Enquanto eu ouvia Mãe Serena ler nomes para a cura, sentado na capela onde ela meditava diariamente há mais de cinqüenta anos, tornei-me gradualmente consciente de que eu estava me elevando na consciência. Enquanto subia, ainda conseguia ouvir Mãe Serena orando pela saúde e pela paz do mundo, e permaneci levemente consciente do ruído dos caminhões no alto West Side da cidade de Nova York. Esta ascensão espiritual transformou-se vividamente na imagem de um elevador. O elevador passava por vários andares, esferas celestiais nas quais eu poderia ter parado para explorar, mas o veemente desejo de vislumbrar seu destino final me manteve nesse elevador imaginário. Por fim, a cabina chegou ao último andar, as portas se abriram, e saltei num reino de luz dourada. Meu corpo era da mesma cor e natureza que essa luz. Eu não flutuava, mas estava totalmente consciente desse corpo dourado, que reagia exatamente como o meu corpo comum. Eu também tinha consciência de estar caminhando sobre uma superfície. Senti intuitivamente que aquele não era o topo, ainda não era a última visão. Vendo uma escada que subia em círculos e se perdia na intensidade de luz dourada, comecei a subir, percebendo que enquanto subia a luz tornava-se mais densa. Minha noção de estar caminhando sobre uma superfície comum começou a se dissipar. Meu corpo fundiu-se com a luz, e logo não havia mais corpo, apenas a intensidade dourada. Eu ainda tinha consciência de mim mesmo como um centro individual de consciência, embora não houvesse mais agora nenhuma sensação de ainda estar subindo, porque as metáforas físicas haviam-se tornado irrelevantes. Minha consciência estava pendurada como um papagaio no céu. Eu não tinha a menor idéia de como prosseguir, mas sentia que havia mais. Nesse momento, uma voz reveladora, ao mesmo tempo clara e suave, perguntou-me se eu realmente desejava conhecer o que é Supremo. Eu assenti.

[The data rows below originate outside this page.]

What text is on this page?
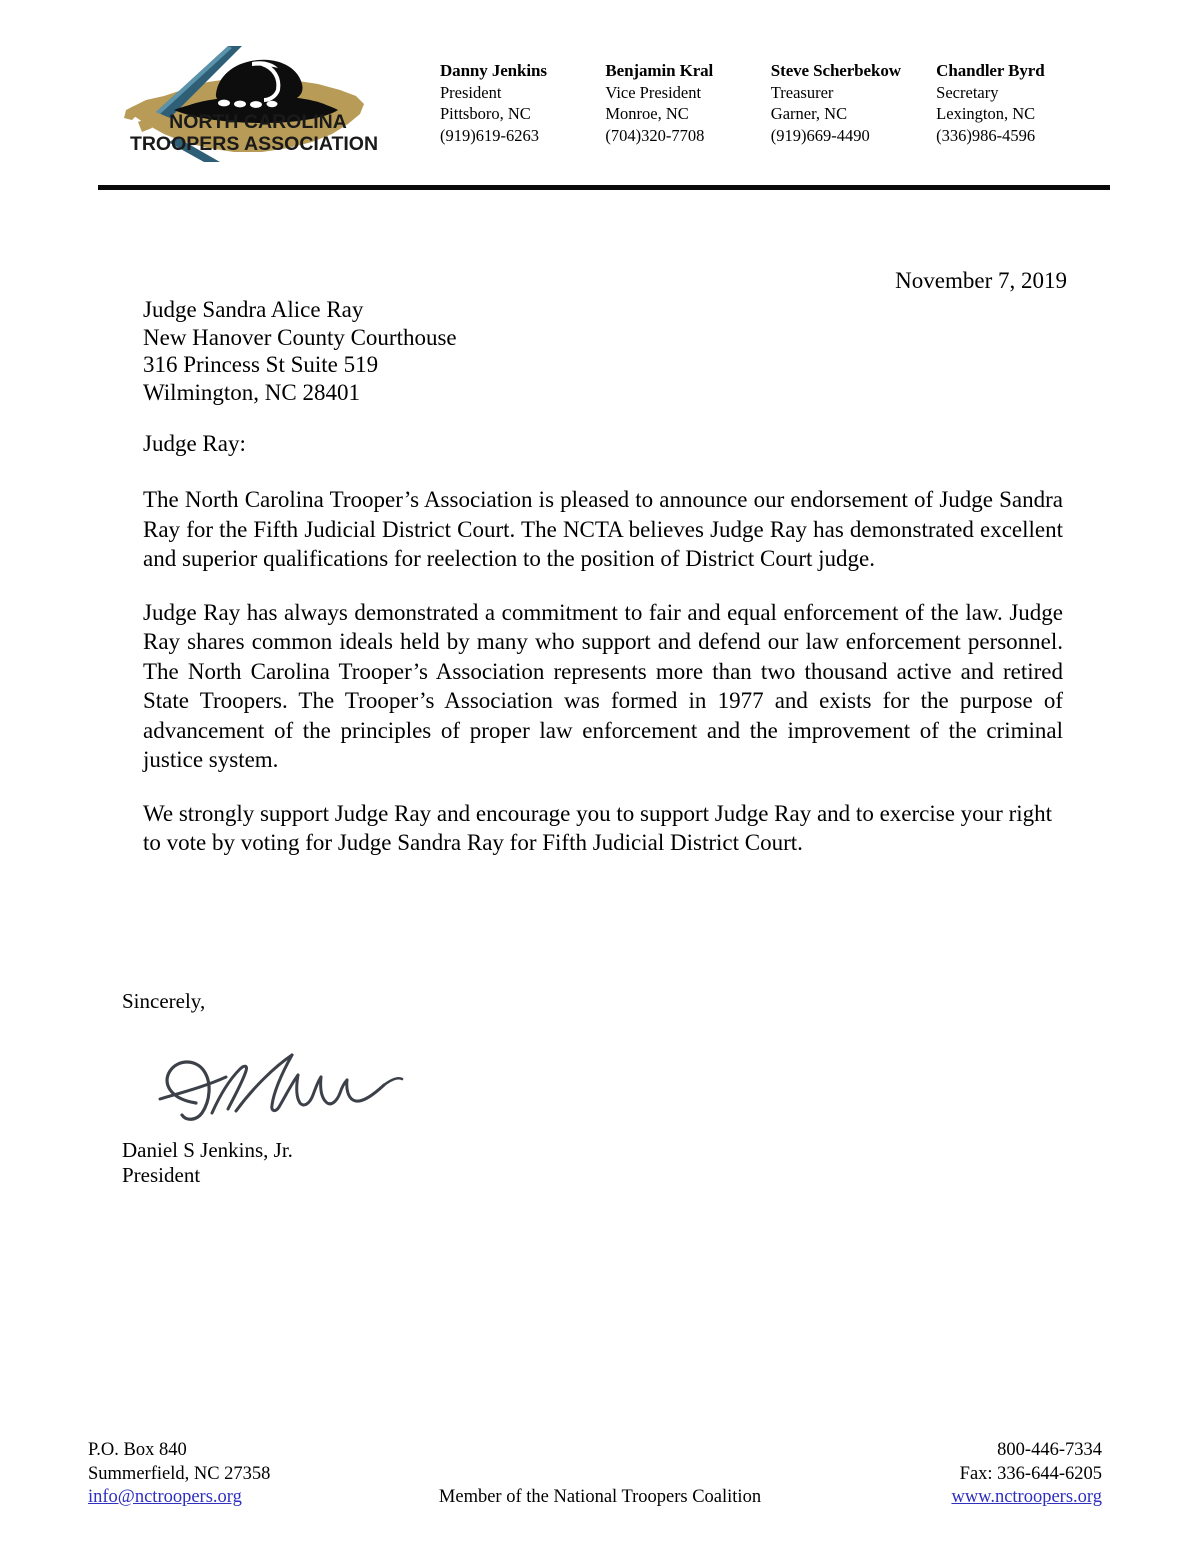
NORTH CAROLINA
TROOPERS ASSOCIATION
Danny Jenkins
President
Pittsboro, NC
(919)619-6263
Benjamin Kral
Vice President
Monroe, NC
(704)320-7708
Steve Scherbekow
Treasurer
Garner, NC
(919)669-4490
Chandler Byrd
Secretary
Lexington, NC
(336)986-4596
November 7, 2019
Judge Sandra Alice Ray
New Hanover County Courthouse
316 Princess St Suite 519
Wilmington, NC 28401
Judge Ray:

The North Carolina Trooper’s Association is pleased to announce our endorsement of Judge Sandra Ray for the Fifth Judicial District Court. The NCTA believes Judge Ray has demonstrated excellent and superior qualifications for reelection to the position of District Court judge.

Judge Ray has always demonstrated a commitment to fair and equal enforcement of the law. Judge Ray shares common ideals held by many who support and defend our law enforcement personnel. The North Carolina Trooper’s Association represents more than two thousand active and retired State Troopers. The Trooper’s Association was formed in 1977 and exists for the purpose of advancement of the principles of proper law enforcement and the improvement of the criminal justice system.

We strongly support Judge Ray and encourage you to support Judge Ray and to exercise your right to vote by voting for Judge Sandra Ray for Fifth Judicial District Court.

Sincerely,
Daniel S Jenkins, Jr.
President
P.O. Box 840
Summerfield, NC 27358
info@nctroopers.org	Member of the National Troopers Coalition
800-446-7334
Fax: 336-644-6205
www.nctroopers.org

O movimento seguinte pareceu uma osmose através de uma membrana e ocorreu espontaneamente, sem planejamento ou esforço. Sem nenhuma sensação de impetuosidade, lá estava o outro lado da membrana. Tudo estava claro. A pesada densidade dourada da Existência desaparecera, dissipando-se como se se tivesse passado diretamente da umidade do verão para a pureza do outono. A luz dourada havia gerado um certo arrebatamento ou êxtase, mas agora nada mais disso havia — somente um claro esplendor natural e flutuante. Esse esplendor era tão completo que não havia lugar para o Eu; entretanto, mesmo na ausência de um Eu particular, a consciência estava totalmente presente. Essa presença ou esplendor intenso e absorvente não era uma substância mas simplesmente claridade de consciência. Essa claridade parecia branca, ou levemente opaca, porque não havia nada a ser visto através dela que a fizesse parecer transparente. E porque não havia nada a ser visto, também não havia a impressão de distância ou vastidão — apenas a sensação de completude. Essa consciência primordial é o que Plo-tino chama de o Um.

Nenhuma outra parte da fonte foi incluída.